Conflict of interest statement

There is a significant financial relationship. Boston University owns a portion of stock equity in Constant Therapy, the software company that delivers the therapy. Carrie A. Des Roches, Isabel Balachandran and Elsa M. Ascenso own a portion of the stock equity that Boston University owns. Swathi Kiran is the co-founder and Scientific Advisor in Constant Therapy and owns stock equity in Constant Therapy. The results of the study are independent of the software platform and therefore, there is no scientific overlap. The authors declare that the research was conducted in the absence of any commercial or financial relationships that could be construed as a potential conflict of interest.

Acknowledgments

This project was funded by the Coulter Foundation for Translational Research. The authors thank Stephanie Keffer, Sahil Luthra, and Anna Kasdan for their contributions to the project and for their assistance in data collection.

Glossary

Abbreviations

TBI

Traumatic brain injury

MPO

months post onset

R-WAB

Revised Western Aphasia Battery

BNT

Boston Naming Test

PAPT

Pyramids and Palm Trees

CLQT

Cognitive Linguistic Quick Test

AQ

Aphasia Quotient

CQ

Cortical Quotient.

Footnotes

1Assigning a task puts the task on the participants' schedule.

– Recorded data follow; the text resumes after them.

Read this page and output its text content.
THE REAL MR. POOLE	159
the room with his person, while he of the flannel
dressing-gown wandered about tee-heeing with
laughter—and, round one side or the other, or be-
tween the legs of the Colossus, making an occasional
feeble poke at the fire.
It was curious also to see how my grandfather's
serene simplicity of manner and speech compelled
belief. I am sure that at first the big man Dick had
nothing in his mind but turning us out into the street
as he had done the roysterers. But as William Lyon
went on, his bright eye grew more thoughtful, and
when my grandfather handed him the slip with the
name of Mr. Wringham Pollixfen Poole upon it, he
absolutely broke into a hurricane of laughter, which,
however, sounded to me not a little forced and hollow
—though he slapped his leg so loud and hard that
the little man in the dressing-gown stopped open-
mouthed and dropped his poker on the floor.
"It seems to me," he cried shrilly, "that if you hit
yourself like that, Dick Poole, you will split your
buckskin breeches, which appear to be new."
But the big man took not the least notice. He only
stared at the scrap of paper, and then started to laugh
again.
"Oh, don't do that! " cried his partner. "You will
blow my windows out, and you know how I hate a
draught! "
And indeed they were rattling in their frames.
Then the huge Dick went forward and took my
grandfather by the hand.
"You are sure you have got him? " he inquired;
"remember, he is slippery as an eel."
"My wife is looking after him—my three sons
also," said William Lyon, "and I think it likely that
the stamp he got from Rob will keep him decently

2A participants' schedule is set up and saved on the software, which can be used to start the task for both assisted and scheduled sessions.

3Latency reports included all items including incorrect items.

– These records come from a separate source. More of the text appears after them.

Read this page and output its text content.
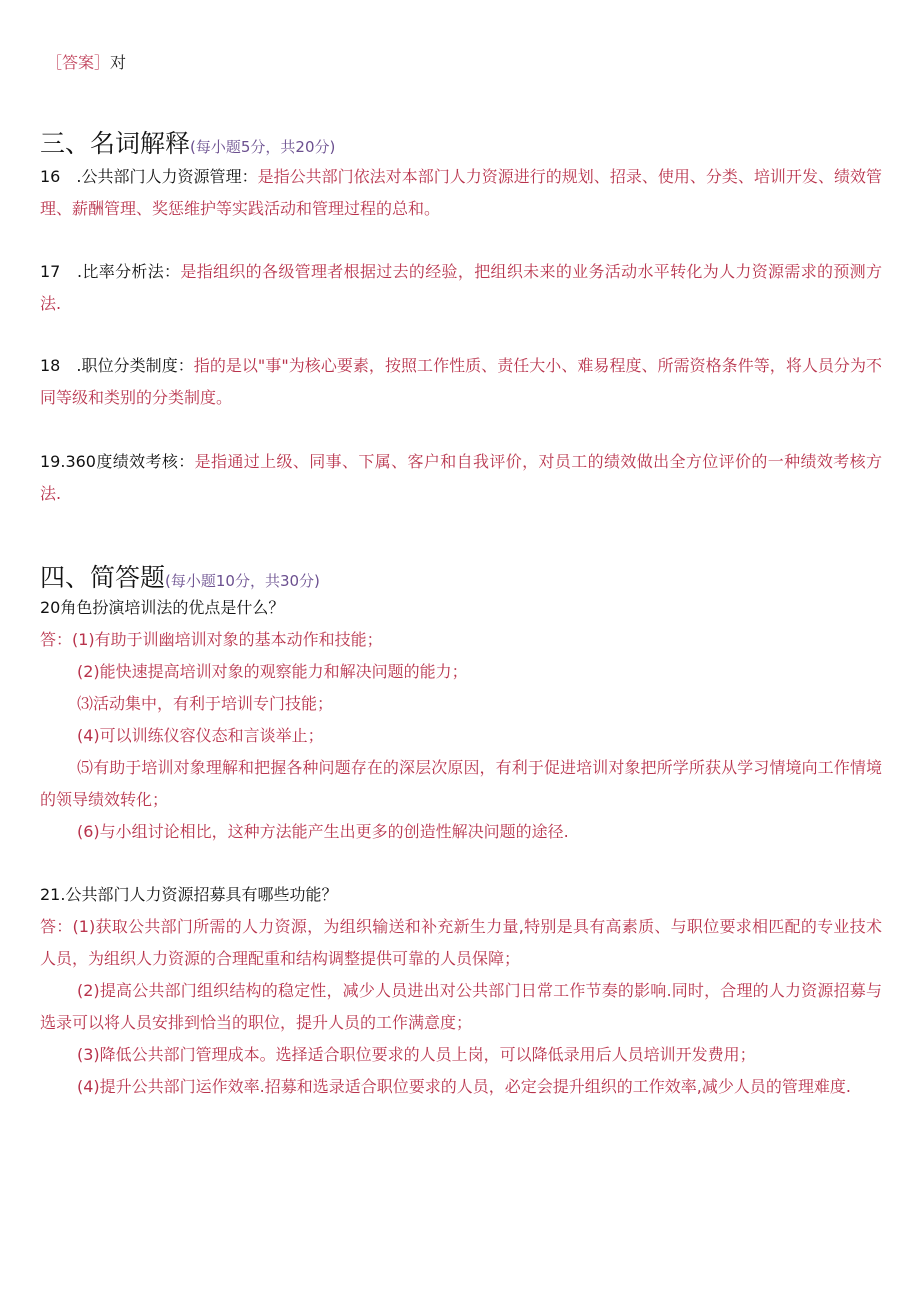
［答案］对
三、名词解释(每小题5分，共20分)
16　.公共部门人力资源管理：是指公共部门依法对本部门人力资源进行的规划、招录、使用、分类、培训开发、绩效管理、薪酬管理、奖惩维护等实践活动和管理过程的总和。
17　.比率分析法：是指组织的各级管理者根据过去的经验，把组织未来的业务活动水平转化为人力资源需求的预测方法.
18　.职位分类制度：指的是以"事"为核心要素，按照工作性质、责任大小、难易程度、所需资格条件等，将人员分为不同等级和类别的分类制度。
19.360度绩效考核：是指通过上级、同事、下属、客户和自我评价，对员工的绩效做出全方位评价的一种绩效考核方法.
四、简答题(每小题10分，共30分)
20角色扮演培训法的优点是什么？

答：(1)有助于训幽培训对象的基本动作和技能；

(2)能快速提高培训对象的观察能力和解决问题的能力；

⑶活动集中，有利于培训专门技能；

(4)可以训练仪容仪态和言谈举止；

⑸有助于培训对象理解和把握各种问题存在的深层次原因，有利于促进培训对象把所学所获从学习情境向工作情境的领导绩效转化；

(6)与小组讨论相比，这种方法能产生出更多的创造性解决问题的途径.

21.公共部门人力资源招募具有哪些功能？

答：(1)获取公共部门所需的人力资源，为组织输送和补充新生力量,特别是具有高素质、与职位要求相匹配的专业技术人员，为组织人力资源的合理配重和结构调整提供可靠的人员保障；

(2)提高公共部门组织结构的稳定性，减少人员进出对公共部门日常工作节奏的影响.同时，合理的人力资源招募与选录可以将人员安排到恰当的职位，提升人员的工作满意度；

(3)降低公共部门管理成本。选择适合职位要求的人员上岗，可以降低录用后人员培训开发费用；

(4)提升公共部门运作效率.招募和选录适合职位要求的人员，必定会提升组织的工作效率,减少人员的管理难度.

4Tables 2AD contain information about the methods and individual regression results. While this does complicate the table, it was deemed more efficient than repeating the tables again with slope coefficient values from the individual regression results.

5Not all participants completed the 10 weeks of therapy due to schedule conflicts. These participants were not dropped from the study.

6When participants missed a weekly session, they would come in for a make-up session, which would often make their participation in the study last beyond 10 calendar weeks.